Mayoritas Guru Hanya Memberi Tugas Tanpa Interaksi dengan Siswa

Pengamat dan Praktisi Pendidikan Indra Charismiadji mengkritisi penggunaan dana Pendidikan Profesi Guru (PPG) triliunan rupiah yang dikucurkan pemerintah untuk meningkatkan kompetensi guru.


Ternyata dana triliunan rupiah itu mubazir karena mayoritas guru di Indonesia masih gagap teknologi (gaptek).

"Dengan kondisi sekarang baru ketahuan kan kalau guru-guru kita banyak yang gaptek. Mereka tidak siap dengan pembelajaran daring yang sebenarnya mudah kalau mereka paham," kata Indra, Kamis (19/3).

Tiga hari memantau perkembangan pembelajaran online, guru-guru kata Indra malah bingung mau kerjakan apa.

Walaupun sudah ada petunjuk teknis dari Kemendikbud, guru-guru ini tidak mengerti juga. Mereka hanya memberikan tugas rumah tanpa ada interaksi dengan siswa.

"Pembelajaran daring itu ya harus ada interaksi siswa dan guru. Kalau cuma sekadar kasi tugas tidak usah pakai sistem daring. Pembelajaran online itu tetap harus ada interaksi guru dan siswa. Jadi tidak dilepas siswanya kerjain tugas," terangnya.

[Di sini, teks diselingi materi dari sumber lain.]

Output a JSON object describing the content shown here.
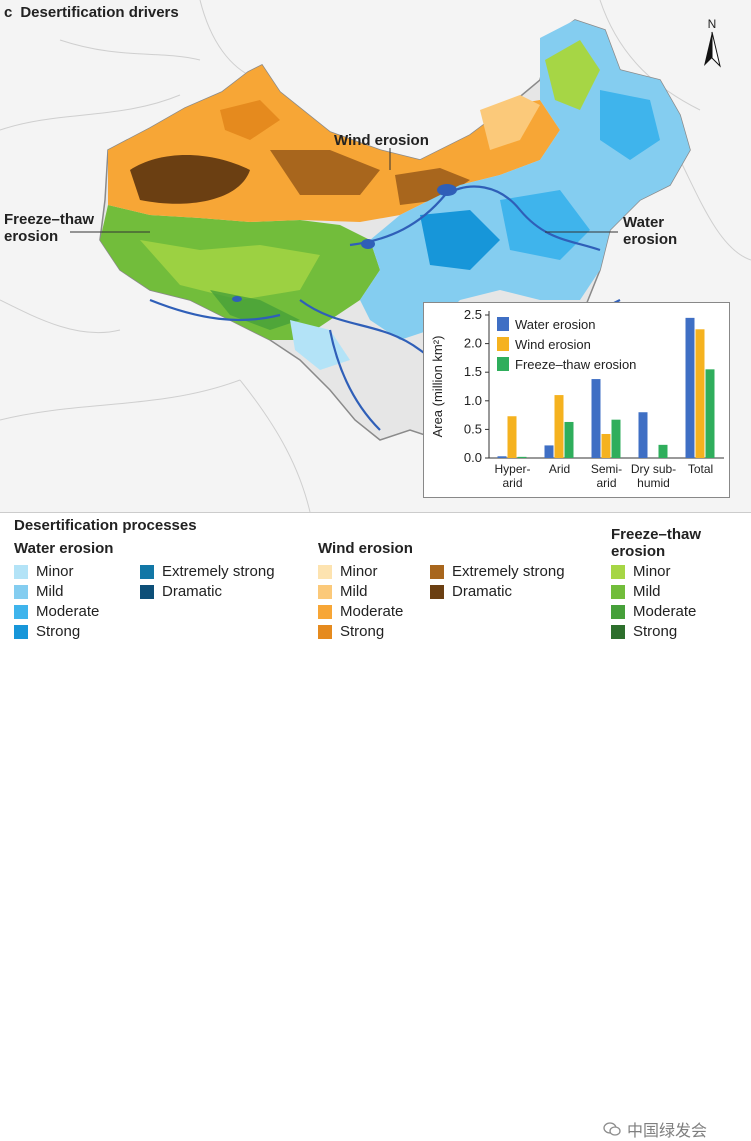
{
  "panel": {
    "letter": "c",
    "title": "Desertification drivers"
  },
  "map_labels": {
    "wind": "Wind erosion",
    "freeze_line1": "Freeze–thaw",
    "freeze_line2": "erosion",
    "water_line1": "Water",
    "water_line2": "erosion"
  },
  "compass": {
    "label": "N"
  },
  "colors": {
    "water": "#3f6fc4",
    "wind": "#f5b21f",
    "freeze": "#2fae5c",
    "background": "#f4f4f4",
    "rivers": "#2f5fb8"
  },
  "chart_data": {
    "type": "bar",
    "ylabel": "Area (million km²)",
    "ylim": [
      0,
      2.5
    ],
    "yticks": [
      "0.0",
      "0.5",
      "1.0",
      "1.5",
      "2.0",
      "2.5"
    ],
    "categories": [
      {
        "line1": "Hyper-",
        "line2": "arid"
      },
      {
        "line1": "Arid",
        "line2": ""
      },
      {
        "line1": "Semi-",
        "line2": "arid"
      },
      {
        "line1": "Dry sub-",
        "line2": "humid"
      },
      {
        "line1": "Total",
        "line2": ""
      }
    ],
    "series": [
      {
        "name": "Water erosion",
        "color": "#3f6fc4",
        "values": [
          0.03,
          0.22,
          1.38,
          0.8,
          2.45
        ]
      },
      {
        "name": "Wind erosion",
        "color": "#f5b21f",
        "values": [
          0.73,
          1.1,
          0.42,
          0.0,
          2.25
        ]
      },
      {
        "name": "Freeze–thaw erosion",
        "color": "#2fae5c",
        "values": [
          0.02,
          0.63,
          0.67,
          0.23,
          1.55
        ]
      }
    ],
    "legend_position": "top-left"
  },
  "legend": {
    "title": "Desertification processes",
    "water": {
      "title": "Water erosion",
      "items": [
        {
          "label": "Minor",
          "color": "#b3e3f7"
        },
        {
          "label": "Mild",
          "color": "#84cdf0"
        },
        {
          "label": "Moderate",
          "color": "#3fb4ec"
        },
        {
          "label": "Strong",
          "color": "#1796d9"
        },
        {
          "label": "Extremely strong",
          "color": "#1277a6"
        },
        {
          "label": "Dramatic",
          "color": "#0d4f78"
        }
      ]
    },
    "wind": {
      "title": "Wind erosion",
      "items": [
        {
          "label": "Minor",
          "color": "#fde3b0"
        },
        {
          "label": "Mild",
          "color": "#fbc97a"
        },
        {
          "label": "Moderate",
          "color": "#f7a636"
        },
        {
          "label": "Strong",
          "color": "#e58a1e"
        },
        {
          "label": "Extremely strong",
          "color": "#a8661d"
        },
        {
          "label": "Dramatic",
          "color": "#6b3f12"
        }
      ]
    },
    "freeze": {
      "title_line1": "Freeze–thaw",
      "title_line2": "erosion",
      "items": [
        {
          "label": "Minor",
          "color": "#a6d645"
        },
        {
          "label": "Mild",
          "color": "#72bd3b"
        },
        {
          "label": "Moderate",
          "color": "#46a03a"
        },
        {
          "label": "Strong",
          "color": "#2d6f2c"
        }
      ]
    }
  },
  "watermark": {
    "text": "中国绿发会"
  }
}
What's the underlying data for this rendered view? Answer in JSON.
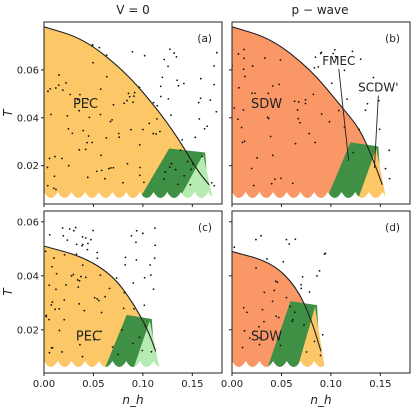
{
  "columns": [
    "V = 0",
    "p − wave"
  ],
  "y_axis_label": "T",
  "x_axis_label": "n_h",
  "x_ticks": [
    "0.00",
    "0.05",
    "0.10",
    "0.15"
  ],
  "y_ticks": [
    "0.02",
    "0.04",
    "0.06"
  ],
  "colors": {
    "pec": "#fcc766",
    "sdw": "#fa9766",
    "dark_green": "#3f8f45",
    "light_green": "#b6ecb1",
    "wave_fill": "#ffffff",
    "boundary": "#222222",
    "dots": "#111111"
  },
  "chart_data": [
    {
      "type": "scatter",
      "panel": "a",
      "tag": "(a)",
      "title": "V = 0",
      "ylabel": "T",
      "xlabel": "",
      "xlim": [
        0.0,
        0.18
      ],
      "ylim": [
        0.004,
        0.08
      ],
      "regions": [
        {
          "label": "PEC",
          "color": "pec",
          "label_at": [
            0.042,
            0.044
          ]
        },
        {
          "label": "",
          "color": "dark_green"
        },
        {
          "label": "",
          "color": "light_green"
        }
      ],
      "boundary": [
        [
          0.0,
          0.078
        ],
        [
          0.04,
          0.073
        ],
        [
          0.08,
          0.06
        ],
        [
          0.11,
          0.046
        ],
        [
          0.135,
          0.032
        ],
        [
          0.155,
          0.018
        ],
        [
          0.167,
          0.012
        ]
      ],
      "dots_seed": 11,
      "dots_count": 120
    },
    {
      "type": "scatter",
      "panel": "b",
      "tag": "(b)",
      "title": "p − wave",
      "ylabel": "",
      "xlabel": "",
      "xlim": [
        0.0,
        0.18
      ],
      "ylim": [
        0.004,
        0.08
      ],
      "regions": [
        {
          "label": "SDW",
          "color": "sdw",
          "label_at": [
            0.035,
            0.044
          ]
        },
        {
          "label": "",
          "color": "dark_green"
        },
        {
          "label": "",
          "color": "pec"
        }
      ],
      "annotations": [
        {
          "text": "FMEC",
          "text_at": [
            0.108,
            0.062
          ],
          "arrow_to": [
            0.118,
            0.022
          ]
        },
        {
          "text": "SCDW'",
          "text_at": [
            0.148,
            0.051
          ],
          "arrow_to": [
            0.144,
            0.019
          ]
        }
      ],
      "boundary": [
        [
          0.0,
          0.078
        ],
        [
          0.04,
          0.073
        ],
        [
          0.08,
          0.06
        ],
        [
          0.11,
          0.045
        ],
        [
          0.13,
          0.035
        ],
        [
          0.145,
          0.02
        ],
        [
          0.152,
          0.012
        ]
      ],
      "dots_seed": 23,
      "dots_count": 70
    },
    {
      "type": "scatter",
      "panel": "c",
      "tag": "(c)",
      "title": "",
      "ylabel": "T",
      "xlabel": "n_h",
      "xlim": [
        0.0,
        0.18
      ],
      "ylim": [
        0.004,
        0.064
      ],
      "regions": [
        {
          "label": "PEC",
          "color": "pec",
          "label_at": [
            0.045,
            0.016
          ]
        },
        {
          "label": "",
          "color": "dark_green"
        },
        {
          "label": "",
          "color": "light_green"
        }
      ],
      "boundary": [
        [
          0.0,
          0.051
        ],
        [
          0.04,
          0.047
        ],
        [
          0.07,
          0.04
        ],
        [
          0.09,
          0.03
        ],
        [
          0.105,
          0.02
        ],
        [
          0.113,
          0.012
        ]
      ],
      "dots_seed": 37,
      "dots_count": 90
    },
    {
      "type": "scatter",
      "panel": "d",
      "tag": "(d)",
      "title": "",
      "ylabel": "",
      "xlabel": "n_h",
      "xlim": [
        0.0,
        0.18
      ],
      "ylim": [
        0.004,
        0.064
      ],
      "regions": [
        {
          "label": "SDW",
          "color": "sdw",
          "label_at": [
            0.035,
            0.016
          ]
        },
        {
          "label": "",
          "color": "dark_green"
        },
        {
          "label": "",
          "color": "pec"
        }
      ],
      "boundary": [
        [
          0.0,
          0.049
        ],
        [
          0.04,
          0.045
        ],
        [
          0.065,
          0.036
        ],
        [
          0.08,
          0.024
        ],
        [
          0.09,
          0.012
        ]
      ],
      "dots_seed": 51,
      "dots_count": 45
    }
  ]
}
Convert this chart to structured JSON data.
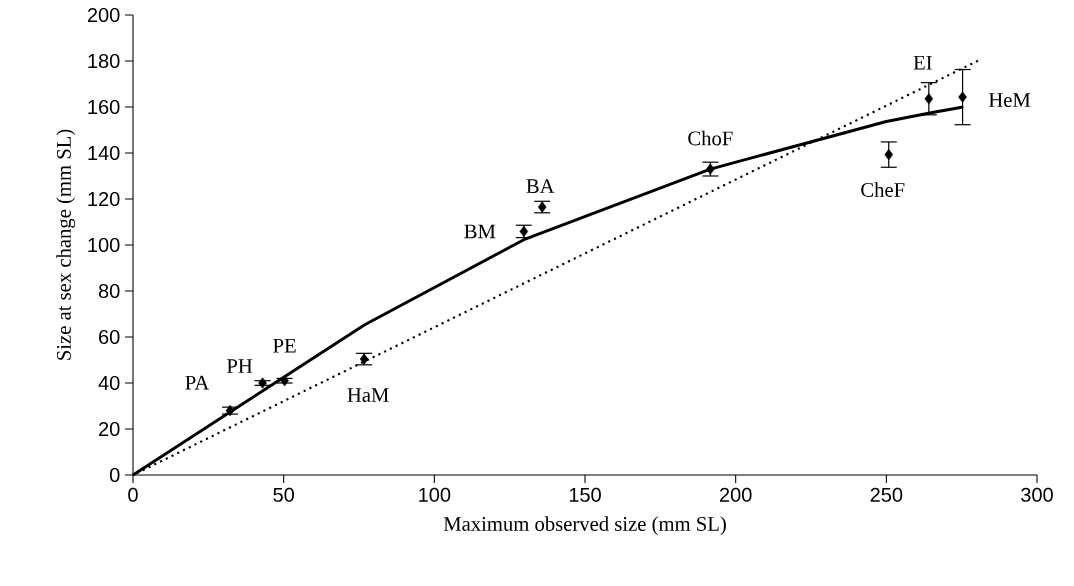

Secara regulasi sebenarnya konsep pembelajaran berbasis digital atau daring ini sudah diatur dalam Permendikbud Nomor 22 tahun 2016 tentang Standar Proses di mana prinsip pembelajarannya harusnya berjalan sebagai berikut:

  1. Dari peserta didik diberi tahu menuju peserta didik mencari tahu;
  2. Dari guru sebagai satu-satunya sumber belajar menjadi belajar berbasis aneka sumber belajar;
  3. Dari pendekatan tekstual menuju proses sebagai penguatan penggunaan pendekatan ilmiah;
  4. Dari pembelajaran berbasis konten menuju pembelajaran berbasis kompetensi;
  5. Dari pembelajaran parsial menuju pembelajaran terpadu;
  6. Dari pembelajaran yang menekankan jawaban tunggal menuju pembelajaran dengan jawaban yang kebenarannya multi dimensi;
  7. Dari pembelajaran verbalisme menuju keterampilan aplikatif;
  8. Peningkatan dan keseimbangan antara keterampilan fisikal (hardskills) dan keterampilan mental (softskills);
  9. Pembelajaran yang mengutamakan pembudayaan dan pemberdayaan peserta didik sebagai pembelajar sepanjang hayat;
  10. Pembelajaran yang menerapkan nilai-nilai dengan memberi keteladanan (ing ngarso sung tulodo), membangun kemauan (ing madyo mangun karso), dan mengembangkan kreatifitas peserta didik dalam proses pembelajaran (tut wuri handayani);
  11. Pembelajaran yang berlangsung di rumah di sekolah, dan di masyarakat;
  12. Pembelajaran yang menerapkan prinsip bahwa siapa saja adalah guru, siapa saja adalah peserta didik, dan di mana saja adalah kelas;
  13. Pemanfaatan teknologi informasi dan komunikasi untuk meningkatkan efisiensi dan efektivitas pembelajaran; dan
  14. Pengakuan atas perbedaan individual dan latar belakang budaya peserta didik.

"Melihat prinsip pembelajaran di atas harusnya guru-guru kita sudah siap menghadapi situasi belajar di rumah seperti sekarang. Apalagi standar di atas sebagai bagian dari 8 pilar pendidikan Indonesia sudah diterbitkan sejak 2016," terangnya.

Ini sudah 4 tahun dan pemerintah telah mengeluarkan biaya triliunan rupiah melatih guru-guru baik yang dilakukan Kemendikbud sendiri maupun melalui program PPG agar dapat melakukan proses pembelajaran sesuai dengan standar di atas.

"Program-program pelatihan guru yang memakan uang rakyat dengan jumlah besar ternyata masih sebatas event, tidak pernah terukur, dan dievaluasi learning output atau hasil belajarnya. Hal ini sangat berbahaya dalam mensukseskan program pembangunan SDM unggul di mana pendidik adalah ujung tombaknya," tandasnya.